Furthermore these it-beat-the-market studies get away without much depth of examination because of a pretense that has gripped not just finance but all of economics: that you do the most objective and therefore professional research by standing back and letting the data speak for itself.
The same pretense allowed – indeed, required – ratings agencies to rate very low-quality collateralized debt obligations (CDOs) as being of the highest quality. The data in their extensive database said that default rates for home mortgages were very low, so the ratings agencies, being data-driven – in fact required to be data-driven – used low default rates in their formulas, even if they knew that circumstances had changed and future default rates would be much higher. In an April 27, 2008 article in The New York Times journalist Roger Lowenstein wrote:
“Moody’s did not have access to the individual loan files, much less did it communicate with the borrowers or try to verify the information they provided in their loan applications. ‘We aren’t loan officers,’ Claire Robinson, a 20-year veteran who is in charge of asset-backed finance for Moody’s, told me. ‘Our expertise is as statisticians on an aggregate basis. We want to know, of 1,000 individuals, based on historical performance, what percent will pay their loans?’”
Historical performance was obviously the wrong input. The statisticians of Moody’s were practicing a form of deliberate ignorance. But their data-driven straitjacket left the ratings agencies no choice even if they had wanted it. If they were curious about who these home-mortgage borrowers being packaged into CDOs really were, they had to kill that curiosity and stick to the data. They were getting paid big bucks by the CDO manufacturers.
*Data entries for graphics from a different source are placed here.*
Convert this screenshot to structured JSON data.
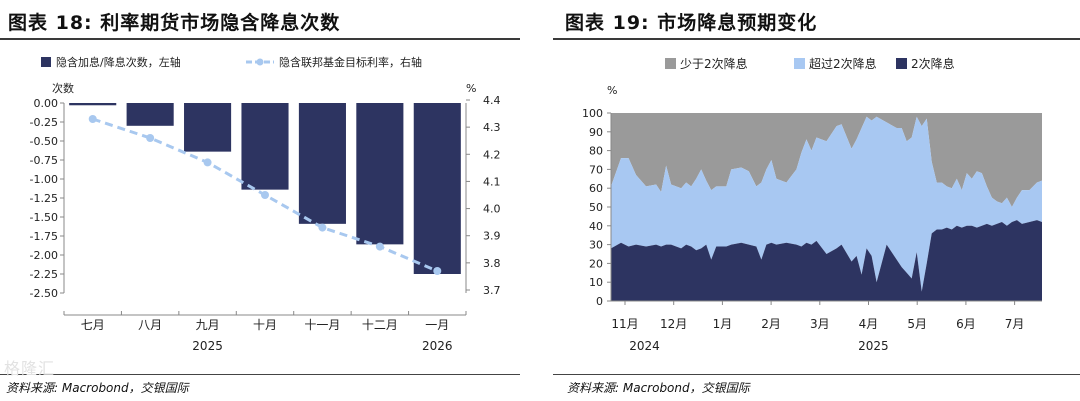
{
  "left_panel": {
    "title": "图表 18: 利率期货市场隐含降息次数",
    "source": "资料来源: Macrobond，交银国际",
    "legend_bar": "隐含加息/降息次数，左轴",
    "legend_line": "隐含联邦基金目标利率，右轴",
    "left_unit": "次数",
    "right_unit": "%",
    "year_labels": [
      {
        "text": "2025",
        "at": 2
      },
      {
        "text": "2026",
        "at": 6
      }
    ],
    "colors": {
      "bar": "#2d3461",
      "line": "#a8c8ef"
    }
  },
  "right_panel": {
    "title": "图表 19: 市场降息预期变化",
    "source": "资料来源: Macrobond，交银国际",
    "y_unit": "%",
    "year_labels": [
      {
        "text": "2024",
        "at": 0.4
      },
      {
        "text": "2025",
        "at": 5.1
      }
    ],
    "colors": {
      "less": "#9a9a9a",
      "more": "#a8c8f2",
      "two": "#2d3461"
    }
  },
  "watermark": "格隆汇",
  "chart_data": [
    {
      "type": "bar",
      "title": "图表 18: 利率期货市场隐含降息次数",
      "categories": [
        "七月",
        "八月",
        "九月",
        "十月",
        "十一月",
        "十二月",
        "一月"
      ],
      "series": [
        {
          "name": "隐含加息/降息次数，左轴",
          "axis": "left",
          "type": "bar",
          "values": [
            -0.03,
            -0.3,
            -0.64,
            -1.14,
            -1.59,
            -1.86,
            -2.25
          ]
        },
        {
          "name": "隐含联邦基金目标利率，右轴",
          "axis": "right",
          "type": "line",
          "values": [
            4.33,
            4.26,
            4.17,
            4.05,
            3.93,
            3.86,
            3.77
          ]
        }
      ],
      "y_left": {
        "min": -2.5,
        "max": 0,
        "step": 0.25
      },
      "y_right": {
        "min": 3.7,
        "max": 4.4,
        "step": 0.1
      },
      "legend_position": "top"
    },
    {
      "type": "area",
      "title": "图表 19: 市场降息预期变化",
      "x_ticks": [
        "11月",
        "12月",
        "1月",
        "2月",
        "3月",
        "4月",
        "5月",
        "6月",
        "7月"
      ],
      "x": [
        0,
        0.2,
        0.35,
        0.5,
        0.7,
        0.9,
        1.0,
        1.1,
        1.2,
        1.4,
        1.5,
        1.6,
        1.7,
        1.8,
        1.9,
        2.0,
        2.1,
        2.3,
        2.4,
        2.6,
        2.75,
        2.9,
        3.0,
        3.1,
        3.2,
        3.3,
        3.5,
        3.7,
        3.8,
        3.9,
        4.0,
        4.1,
        4.3,
        4.5,
        4.6,
        4.8,
        4.9,
        5.0,
        5.1,
        5.2,
        5.3,
        5.5,
        5.7,
        5.8,
        5.9,
        6.0,
        6.1,
        6.2,
        6.3,
        6.4,
        6.5,
        6.6,
        6.7,
        6.8,
        6.9,
        7.0,
        7.1,
        7.2,
        7.3,
        7.4,
        7.5,
        7.6,
        7.7,
        7.8,
        7.9,
        8.0,
        8.1,
        8.2,
        8.35,
        8.5,
        8.6
      ],
      "series": [
        {
          "name": "2次降息",
          "values": [
            28,
            31,
            29,
            30,
            29,
            30,
            29,
            30,
            30,
            28,
            30,
            29,
            27,
            28,
            30,
            22,
            29,
            29,
            30,
            31,
            30,
            29,
            22,
            30,
            31,
            30,
            31,
            30,
            29,
            31,
            30,
            32,
            25,
            28,
            30,
            21,
            24,
            14,
            28,
            24,
            10,
            30,
            22,
            18,
            15,
            12,
            26,
            5,
            20,
            36,
            38,
            38,
            39,
            38,
            40,
            39,
            40,
            40,
            39,
            40,
            41,
            40,
            41,
            42,
            40,
            42,
            43,
            41,
            42,
            43,
            42
          ]
        },
        {
          "name": "超过2次降息",
          "values": [
            33,
            45,
            47,
            37,
            32,
            32,
            29,
            42,
            32,
            32,
            33,
            32,
            38,
            42,
            34,
            37,
            32,
            32,
            40,
            40,
            39,
            32,
            41,
            40,
            44,
            35,
            32,
            40,
            50,
            55,
            50,
            55,
            60,
            65,
            64,
            60,
            62,
            78,
            70,
            72,
            88,
            65,
            70,
            74,
            70,
            75,
            72,
            88,
            77,
            38,
            25,
            25,
            22,
            22,
            25,
            20,
            28,
            25,
            30,
            28,
            20,
            15,
            12,
            10,
            15,
            8,
            12,
            18,
            17,
            20,
            22
          ]
        },
        {
          "name": "少于2次降息",
          "values": [
            39,
            24,
            24,
            33,
            39,
            38,
            42,
            28,
            38,
            40,
            37,
            39,
            35,
            30,
            36,
            41,
            39,
            39,
            30,
            29,
            31,
            39,
            37,
            30,
            25,
            35,
            37,
            30,
            21,
            14,
            20,
            13,
            15,
            7,
            6,
            19,
            14,
            8,
            2,
            4,
            2,
            5,
            8,
            8,
            15,
            13,
            2,
            7,
            3,
            26,
            37,
            37,
            39,
            40,
            35,
            41,
            32,
            35,
            31,
            32,
            39,
            45,
            47,
            48,
            45,
            50,
            45,
            41,
            41,
            37,
            36
          ]
        }
      ],
      "ylim": [
        0,
        100
      ],
      "y_step": 10,
      "legend_position": "top",
      "stacked": true
    }
  ]
}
It is because of this professionally enforced lack of curiosity about underlying mechanisms that a “factor” like momentum can be regarded as meaningful for so long. Formal statistical analyses of the type that financial researchers do automatically, without much thought – almost always simple regressions – have shown that momentum is a “factor” of performance. A little more thought would make one realize that momentum can’t be relied on, as Ibbotson et al. concluded. It would perhaps make a researcher devise a more well-thought-out method of analysis to explore the issue. But since the data is assumed to speak for itself, and the professional researcher is deemed to only inject a too-subjective element by speculating overly about what it means, any deeper analysis is contraindicated.
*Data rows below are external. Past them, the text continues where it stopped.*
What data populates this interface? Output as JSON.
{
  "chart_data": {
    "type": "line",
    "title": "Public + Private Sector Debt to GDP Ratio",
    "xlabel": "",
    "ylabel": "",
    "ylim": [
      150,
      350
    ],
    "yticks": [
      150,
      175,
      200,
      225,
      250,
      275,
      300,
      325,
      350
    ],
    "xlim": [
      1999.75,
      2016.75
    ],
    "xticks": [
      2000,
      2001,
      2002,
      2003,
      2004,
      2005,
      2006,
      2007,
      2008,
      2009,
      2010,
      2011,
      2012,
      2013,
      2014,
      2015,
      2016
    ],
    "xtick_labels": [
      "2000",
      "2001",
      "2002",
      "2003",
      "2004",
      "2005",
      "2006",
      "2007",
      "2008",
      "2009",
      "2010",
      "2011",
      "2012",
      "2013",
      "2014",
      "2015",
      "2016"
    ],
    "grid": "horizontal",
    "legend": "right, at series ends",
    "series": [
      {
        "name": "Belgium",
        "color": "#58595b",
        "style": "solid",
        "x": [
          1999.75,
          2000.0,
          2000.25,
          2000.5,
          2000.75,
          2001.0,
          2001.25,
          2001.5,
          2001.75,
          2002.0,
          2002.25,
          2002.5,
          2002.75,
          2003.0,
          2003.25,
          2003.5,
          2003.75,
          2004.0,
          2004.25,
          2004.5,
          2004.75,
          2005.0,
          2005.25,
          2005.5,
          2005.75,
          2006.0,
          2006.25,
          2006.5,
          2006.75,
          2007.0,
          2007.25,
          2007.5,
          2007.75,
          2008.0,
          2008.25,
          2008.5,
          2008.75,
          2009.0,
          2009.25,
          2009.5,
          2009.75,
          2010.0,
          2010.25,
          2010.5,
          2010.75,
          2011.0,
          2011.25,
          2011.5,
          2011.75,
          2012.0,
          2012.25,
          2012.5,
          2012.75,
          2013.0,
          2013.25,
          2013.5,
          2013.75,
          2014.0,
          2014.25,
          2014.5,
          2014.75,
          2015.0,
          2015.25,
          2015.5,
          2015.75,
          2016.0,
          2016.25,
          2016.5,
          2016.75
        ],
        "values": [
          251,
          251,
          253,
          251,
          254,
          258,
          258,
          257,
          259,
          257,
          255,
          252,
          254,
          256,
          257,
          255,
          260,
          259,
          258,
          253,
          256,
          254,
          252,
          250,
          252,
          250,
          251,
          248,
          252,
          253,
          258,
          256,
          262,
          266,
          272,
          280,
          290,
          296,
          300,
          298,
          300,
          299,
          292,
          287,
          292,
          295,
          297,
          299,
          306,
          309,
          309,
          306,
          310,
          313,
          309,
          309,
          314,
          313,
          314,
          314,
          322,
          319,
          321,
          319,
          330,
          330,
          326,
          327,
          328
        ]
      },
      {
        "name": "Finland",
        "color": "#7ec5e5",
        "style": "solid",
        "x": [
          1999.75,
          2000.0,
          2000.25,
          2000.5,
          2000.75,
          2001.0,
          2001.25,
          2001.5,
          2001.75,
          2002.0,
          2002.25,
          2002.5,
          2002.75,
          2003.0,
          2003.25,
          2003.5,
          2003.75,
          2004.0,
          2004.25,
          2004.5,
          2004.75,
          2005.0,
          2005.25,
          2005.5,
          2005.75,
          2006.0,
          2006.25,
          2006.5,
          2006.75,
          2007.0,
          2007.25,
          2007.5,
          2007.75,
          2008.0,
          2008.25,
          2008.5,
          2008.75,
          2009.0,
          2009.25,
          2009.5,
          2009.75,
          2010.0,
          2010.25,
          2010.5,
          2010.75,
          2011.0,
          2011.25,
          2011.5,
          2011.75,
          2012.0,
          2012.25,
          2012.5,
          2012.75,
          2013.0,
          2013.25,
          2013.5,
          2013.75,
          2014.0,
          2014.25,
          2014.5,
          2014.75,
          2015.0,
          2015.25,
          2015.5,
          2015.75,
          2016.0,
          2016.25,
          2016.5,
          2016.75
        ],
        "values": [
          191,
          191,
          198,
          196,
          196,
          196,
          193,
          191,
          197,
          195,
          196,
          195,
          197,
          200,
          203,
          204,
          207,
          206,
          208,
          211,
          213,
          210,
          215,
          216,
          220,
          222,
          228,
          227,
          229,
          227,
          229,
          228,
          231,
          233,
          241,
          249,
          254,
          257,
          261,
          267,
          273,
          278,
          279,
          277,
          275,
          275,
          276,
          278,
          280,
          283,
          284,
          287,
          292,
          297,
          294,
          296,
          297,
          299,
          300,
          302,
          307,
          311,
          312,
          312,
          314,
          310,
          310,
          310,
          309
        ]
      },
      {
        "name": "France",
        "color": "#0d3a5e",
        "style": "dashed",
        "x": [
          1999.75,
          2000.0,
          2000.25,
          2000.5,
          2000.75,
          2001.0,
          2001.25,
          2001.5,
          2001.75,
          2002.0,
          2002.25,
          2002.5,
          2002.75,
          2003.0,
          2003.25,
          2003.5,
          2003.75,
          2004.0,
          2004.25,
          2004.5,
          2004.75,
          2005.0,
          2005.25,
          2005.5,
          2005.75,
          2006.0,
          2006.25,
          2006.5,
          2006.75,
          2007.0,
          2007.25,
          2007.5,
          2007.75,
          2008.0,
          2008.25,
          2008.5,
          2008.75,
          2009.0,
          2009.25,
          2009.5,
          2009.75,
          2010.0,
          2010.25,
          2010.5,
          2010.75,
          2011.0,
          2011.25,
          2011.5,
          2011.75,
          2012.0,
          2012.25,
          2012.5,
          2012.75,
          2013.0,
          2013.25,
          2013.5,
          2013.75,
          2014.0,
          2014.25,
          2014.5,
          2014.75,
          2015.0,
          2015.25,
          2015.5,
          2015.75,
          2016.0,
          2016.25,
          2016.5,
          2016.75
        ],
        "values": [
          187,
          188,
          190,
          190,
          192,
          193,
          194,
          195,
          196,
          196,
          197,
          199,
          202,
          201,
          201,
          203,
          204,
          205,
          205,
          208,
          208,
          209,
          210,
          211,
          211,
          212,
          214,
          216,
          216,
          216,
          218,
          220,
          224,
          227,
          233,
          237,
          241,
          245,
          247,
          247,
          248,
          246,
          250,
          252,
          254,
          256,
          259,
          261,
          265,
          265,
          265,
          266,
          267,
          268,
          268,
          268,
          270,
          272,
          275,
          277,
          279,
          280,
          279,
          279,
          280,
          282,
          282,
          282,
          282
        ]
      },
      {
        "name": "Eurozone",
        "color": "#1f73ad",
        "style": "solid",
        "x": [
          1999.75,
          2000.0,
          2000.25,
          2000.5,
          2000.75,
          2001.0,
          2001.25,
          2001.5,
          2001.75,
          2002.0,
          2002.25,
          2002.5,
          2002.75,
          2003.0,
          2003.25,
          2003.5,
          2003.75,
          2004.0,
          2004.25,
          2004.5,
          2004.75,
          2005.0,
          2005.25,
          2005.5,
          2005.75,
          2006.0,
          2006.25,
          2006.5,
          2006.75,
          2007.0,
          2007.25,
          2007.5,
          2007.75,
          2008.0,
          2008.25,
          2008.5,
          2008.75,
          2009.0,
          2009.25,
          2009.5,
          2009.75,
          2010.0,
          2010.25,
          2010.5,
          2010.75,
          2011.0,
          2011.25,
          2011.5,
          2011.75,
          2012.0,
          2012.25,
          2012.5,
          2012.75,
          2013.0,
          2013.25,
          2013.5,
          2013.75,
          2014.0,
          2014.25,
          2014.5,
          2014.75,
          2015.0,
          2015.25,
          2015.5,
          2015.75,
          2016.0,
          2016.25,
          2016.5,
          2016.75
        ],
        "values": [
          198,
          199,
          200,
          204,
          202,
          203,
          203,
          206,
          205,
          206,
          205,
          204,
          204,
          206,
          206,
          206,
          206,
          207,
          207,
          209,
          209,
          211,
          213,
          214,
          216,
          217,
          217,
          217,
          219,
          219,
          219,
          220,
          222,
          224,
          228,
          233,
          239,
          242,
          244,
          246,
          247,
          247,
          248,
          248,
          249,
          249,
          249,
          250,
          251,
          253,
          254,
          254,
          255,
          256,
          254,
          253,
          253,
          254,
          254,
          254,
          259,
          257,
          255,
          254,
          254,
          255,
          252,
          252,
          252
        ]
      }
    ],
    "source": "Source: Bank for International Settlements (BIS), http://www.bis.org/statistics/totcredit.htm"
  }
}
Unfortunately our microbiologist, too confused to understand what is going on in this strange investment finance field, may decide it speaks a different language and she is not going to understand it. She may wash her hands of it and engage an expensive but incompetent advisor or investment manager or both to do it all for her. She’ll be uncomfortable every time she talks to the advisor because nothing the advisor says makes any sense to her. This is what many investors are living with now. As a field, we have failed them.
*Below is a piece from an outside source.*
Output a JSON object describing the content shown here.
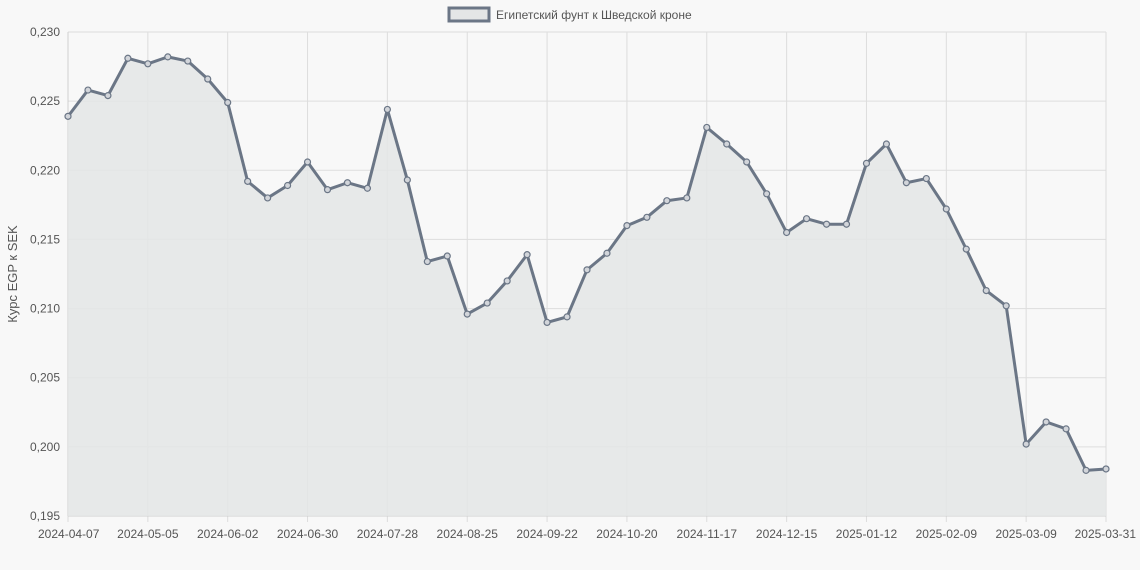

Michael Edesess, a mathematician and economist, is a visiting fellow with the Centre for Systems Informatics Engineering at City University of Hong Kong, a principal and chief strategist of Compendium Finance and a research associate at EDHEC-Risk Institute. In 2007, he authored a book about the investment services industry titled The Big Investment Lie, published by Berrett-Koehler. His new book, The Three Simple Rules of Investing, co-authored with Kwok L. Tsui, Carol Fabbri and George Peacock, has just been published by Berrett-Koehler.